Now we have AI + the ever favorite avatars.


Except AI is kinda already in everything from iphones to windows to google? Don't think that point holds well


Except has been pushed down into places where it does not make any sense just for the sake of riding the ai race. It’s like Clippy but integrated everywhere, eg in the chrome developer tools, nobody wanted it. On iPhone? I won’t be surprised if most users don’t use any generative ai feature at all. And other useful features were already inside the system but since they’re not “generative” they’re getting marketed as such or wrapped by a useless natural language prompt


I agree about the general silliness of most of the "generative" features - I was only contesting that to me, there's a clear difference in the rate of institutional belief/backing and adoption


Sure, but are LLMs?

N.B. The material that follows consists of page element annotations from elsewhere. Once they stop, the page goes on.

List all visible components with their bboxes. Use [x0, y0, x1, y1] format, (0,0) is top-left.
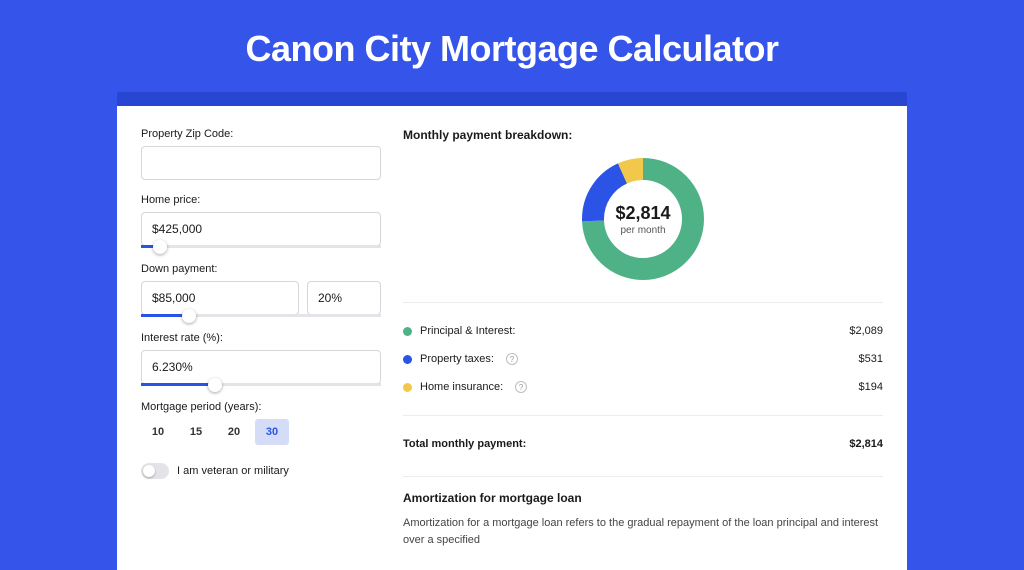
- slider-thumb[interactable]: [153, 240, 167, 254]
- form-panel: Property Zip Code: Home price: Down paym…: [141, 128, 381, 548]
- field-interest: Interest rate (%):: [141, 332, 381, 387]
- input-interest[interactable]: [141, 350, 381, 384]
- label-zip: Property Zip Code:: [141, 128, 381, 140]
- slider-home-price[interactable]: [141, 245, 381, 249]
- total-label: Total monthly payment:: [403, 438, 526, 450]
- dot-icon: [403, 327, 412, 336]
- input-down-payment-percent[interactable]: [307, 281, 381, 315]
- divider: [403, 476, 883, 477]
- field-period: Mortgage period (years): 10 15 20 30: [141, 401, 381, 445]
- donut-chart: $2,814 per month: [403, 156, 883, 282]
- breakdown-panel: Monthly payment breakdown: $2,814 per: [403, 128, 883, 548]
- donut-amount: $2,814: [615, 203, 670, 224]
- period-buttons: 10 15 20 30: [141, 419, 381, 445]
- slider-down-payment[interactable]: [141, 314, 381, 318]
- info-icon[interactable]: ?: [506, 353, 518, 365]
- legend-value: $531: [859, 353, 883, 365]
- breakdown-title: Monthly payment breakdown:: [403, 128, 883, 142]
- amortization-title: Amortization for mortgage loan: [403, 491, 883, 505]
- legend-label: Principal & Interest:: [420, 325, 515, 337]
- veteran-row: I am veteran or military: [141, 463, 381, 479]
- veteran-toggle[interactable]: [141, 463, 169, 479]
- legend-total: Total monthly payment: $2,814: [403, 430, 883, 458]
- donut-center: $2,814 per month: [580, 156, 706, 282]
- slider-interest[interactable]: [141, 383, 381, 387]
- label-interest: Interest rate (%):: [141, 332, 381, 344]
- field-zip: Property Zip Code:: [141, 128, 381, 180]
- field-down-payment: Down payment:: [141, 263, 381, 318]
- input-down-payment-amount[interactable]: [141, 281, 299, 315]
- legend-value: $194: [859, 381, 883, 393]
- label-home-price: Home price:: [141, 194, 381, 206]
- input-zip[interactable]: [141, 146, 381, 180]
- veteran-label: I am veteran or military: [177, 465, 289, 477]
- info-icon[interactable]: ?: [515, 381, 527, 393]
- period-15[interactable]: 15: [179, 419, 213, 445]
- divider: [403, 415, 883, 416]
- legend-principal: Principal & Interest: $2,089: [403, 317, 883, 345]
- field-home-price: Home price:: [141, 194, 381, 249]
- calculator-card: Property Zip Code: Home price: Down paym…: [117, 106, 907, 570]
- slider-thumb[interactable]: [182, 309, 196, 323]
- legend-label: Home insurance:: [420, 381, 503, 393]
- period-20[interactable]: 20: [217, 419, 251, 445]
- legend-taxes: Property taxes: ? $531: [403, 345, 883, 373]
- label-period: Mortgage period (years):: [141, 401, 381, 413]
- period-10[interactable]: 10: [141, 419, 175, 445]
- period-30[interactable]: 30: [255, 419, 289, 445]
- total-value: $2,814: [849, 438, 883, 450]
- input-home-price[interactable]: [141, 212, 381, 246]
- legend-insurance: Home insurance: ? $194: [403, 373, 883, 401]
- dot-icon: [403, 355, 412, 364]
- card-container: Property Zip Code: Home price: Down paym…: [117, 92, 907, 570]
- legend-label: Property taxes:: [420, 353, 494, 365]
- dot-icon: [403, 383, 412, 392]
- donut-per-month: per month: [620, 225, 665, 236]
- page-title: Canon City Mortgage Calculator: [0, 0, 1024, 92]
- toggle-knob: [143, 465, 155, 477]
- label-down-payment: Down payment:: [141, 263, 381, 275]
- legend-value: $2,089: [849, 325, 883, 337]
- slider-thumb[interactable]: [208, 378, 222, 392]
- divider: [403, 302, 883, 303]
- amortization-body: Amortization for a mortgage loan refers …: [403, 515, 883, 548]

This is like saying "hashes are already used in everything from databases to network routers, so surely blockchain will succeed too!"

Not that I disagree that LLMs _will_ be used in a lot of places, many more than blockchain, but I want to point out that there is a qualitative difference between the two.


Don't forget The Metaverse.


For me the issue has been that local models seem to be pretty bad (and it’s entirely possible it’s a user error on my end) compared to calling gpt-4o.

And even gpt-4o needs constant attention to ensure it doesn’t analyze input in a haphazard way.

I made a simple AI app for myself where I ran a bunch of recipes I’ve saved over the years through batch analysis. It tagged recipes with “kosher salt” as kosher lol. I had to baby sit the prompt for this simple pet project analysis for like 4 hours until I felt confident enough. And even then I was at maybe 60%.

Now imagine for a business application. This kind of incorrect analysis would be detrimental.


Both but I like to be the one delegating and leading.